Some of what groups did during the farm crisis, which we are in the process of doing, involved mass producing pamphlets and other educational materials which debunked the idea, for instance, that the Federal Reserve was controlled by Jews. They went through and documented alternatives for fighting back against foreclosures.
Where we have not seen that develop enough is where these "wise use," county movement, extreme anti-environmentalists have begun to hook up with the militias. It’s the anti-environmentalists at the county level who really have a broad base in a lot of these rural communities. They are drawing on issues that are really economic at bottom.
It looks a lot like the farm crisis, in many cases, and I don’t think that the environmental movement in general has put forward much in terms of alternatives in those situations.
ATC: Isn’t that because of the class character of most of the environmental movement? I’m talking about the mainstream groups, the organized expression of the environmental movement, which are more concerned for the most part with the conservation aspect than with working out some sort of balance between ecology and jobs.
Mozzochi: Right. And when they’ve lost that balance, they’ve also lost to a great degree the people in those communities. When many of those people get desperate, have the idea of forming paramilitary groups, they look to the extreme right.

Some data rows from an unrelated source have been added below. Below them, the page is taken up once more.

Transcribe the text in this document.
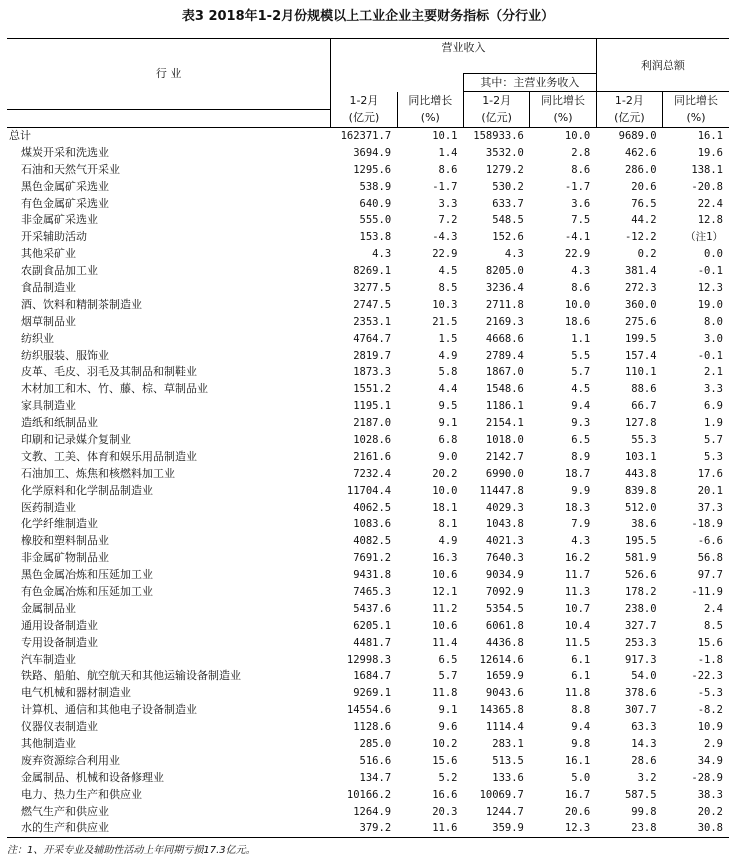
表3 2018年1-2月份规模以上工业企业主要财务指标（分行业）
行 业	营业收入				利润总额	

			其中：主营业务收入			
	1-2月	同比增长	1-2月	同比增长	1-2月	同比增长
	(亿元)	(%)	(亿元)	(%)	(亿元)	(%)
总计	162371.7	10.1	158933.6	10.0	9689.0	16.1
煤炭开采和洗选业	3694.9	1.4	3532.0	2.8	462.6	19.6
石油和天然气开采业	1295.6	8.6	1279.2	8.6	286.0	138.1
黑色金属矿采选业	538.9	-1.7	530.2	-1.7	20.6	-20.8
有色金属矿采选业	640.9	3.3	633.7	3.6	76.5	22.4
非金属矿采选业	555.0	7.2	548.5	7.5	44.2	12.8
开采辅助活动	153.8	-4.3	152.6	-4.1	-12.2	（注1）
其他采矿业	4.3	22.9	4.3	22.9	0.2	0.0
农副食品加工业	8269.1	4.5	8205.0	4.3	381.4	-0.1
食品制造业	3277.5	8.5	3236.4	8.6	272.3	12.3
酒、饮料和精制茶制造业	2747.5	10.3	2711.8	10.0	360.0	19.0
烟草制品业	2353.1	21.5	2169.3	18.6	275.6	8.0
纺织业	4764.7	1.5	4668.6	1.1	199.5	3.0
纺织服装、服饰业	2819.7	4.9	2789.4	5.5	157.4	-0.1
皮革、毛皮、羽毛及其制品和制鞋业	1873.3	5.8	1867.0	5.7	110.1	2.1
木材加工和木、竹、藤、棕、草制品业	1551.2	4.4	1548.6	4.5	88.6	3.3
家具制造业	1195.1	9.5	1186.1	9.4	66.7	6.9
造纸和纸制品业	2187.0	9.1	2154.1	9.3	127.8	1.9
印刷和记录媒介复制业	1028.6	6.8	1018.0	6.5	55.3	5.7
文教、工美、体育和娱乐用品制造业	2161.6	9.0	2142.7	8.9	103.1	5.3
石油加工、炼焦和核燃料加工业	7232.4	20.2	6990.0	18.7	443.8	17.6
化学原料和化学制品制造业	11704.4	10.0	11447.8	9.9	839.8	20.1
医药制造业	4062.5	18.1	4029.3	18.3	512.0	37.3
化学纤维制造业	1083.6	8.1	1043.8	7.9	38.6	-18.9
橡胶和塑料制品业	4082.5	4.9	4021.3	4.3	195.5	-6.6
非金属矿物制品业	7691.2	16.3	7640.3	16.2	581.9	56.8
黑色金属冶炼和压延加工业	9431.8	10.6	9034.9	11.7	526.6	97.7
有色金属冶炼和压延加工业	7465.3	12.1	7092.9	11.3	178.2	-11.9
金属制品业	5437.6	11.2	5354.5	10.7	238.0	2.4
通用设备制造业	6205.1	10.6	6061.8	10.4	327.7	8.5
专用设备制造业	4481.7	11.4	4436.8	11.5	253.3	15.6
汽车制造业	12998.3	6.5	12614.6	6.1	917.3	-1.8
铁路、船舶、航空航天和其他运输设备制造业	1684.7	5.7	1659.9	6.1	54.0	-22.3
电气机械和器材制造业	9269.1	11.8	9043.6	11.8	378.6	-5.3
计算机、通信和其他电子设备制造业	14554.6	9.1	14365.8	8.8	307.7	-8.2
仪器仪表制造业	1128.6	9.6	1114.4	9.4	63.3	10.9
其他制造业	285.0	10.2	283.1	9.8	14.3	2.9
废弃资源综合利用业	516.6	15.6	513.5	16.1	28.6	34.9
金属制品、机械和设备修理业	134.7	5.2	133.6	5.0	3.2	-28.9
电力、热力生产和供应业	10166.2	16.6	10069.7	16.7	587.5	38.3
燃气生产和供应业	1264.9	20.3	1244.7	20.6	99.8	20.2
水的生产和供应业	379.2	11.6	359.9	12.3	23.8	30.8
注：1、开采专业及辅助性活动上年同期亏损17.3亿元。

It just so happens that in the Pacific Northwest and in many other parts of the country, the folks who have had the most experience in providing armed alternatives, self-defense so to speak, are white supremacists. They are ready on the ground with that alternative. That’s why we’ve seen so many leading white supremacists not only back the militia movement but be involved in the leadership of those groups.
ATC: There’s even in the left press a certain sort of strange sympathy for the concept of the militias. I think it is great concession to them, seeing them as standing for a lot
of things the left would stand for. How far do you think people should go with that?
Mozzochi: Not terribly far. Let’s get a few things straight. First, these "citizen militias" have erupted on the political landscape in the context of a resurgent, emergent, exploding right wing. When you get a paramilitary alternative at a time when the right is involved in a social movement, that’s extremely dangerous. Extremely dangerous.
The potential for larger sorts of fascist alternatives emerging, I think, grows. Let’s be clear: This is not the same in any way – except, perhaps, tactically – to Black Power "militias" during the 1960s.
Other than tactics, there’s no parallel. Those were militias that came up under totally different philosophical principles, pursuing a very different political agenda, during a time when the left was in a social movement.
The right is now insurgent. There’s no possible way progressives are going to find a meaningful voice within these organizations, even if they wanted to. Ain’t gonna happen.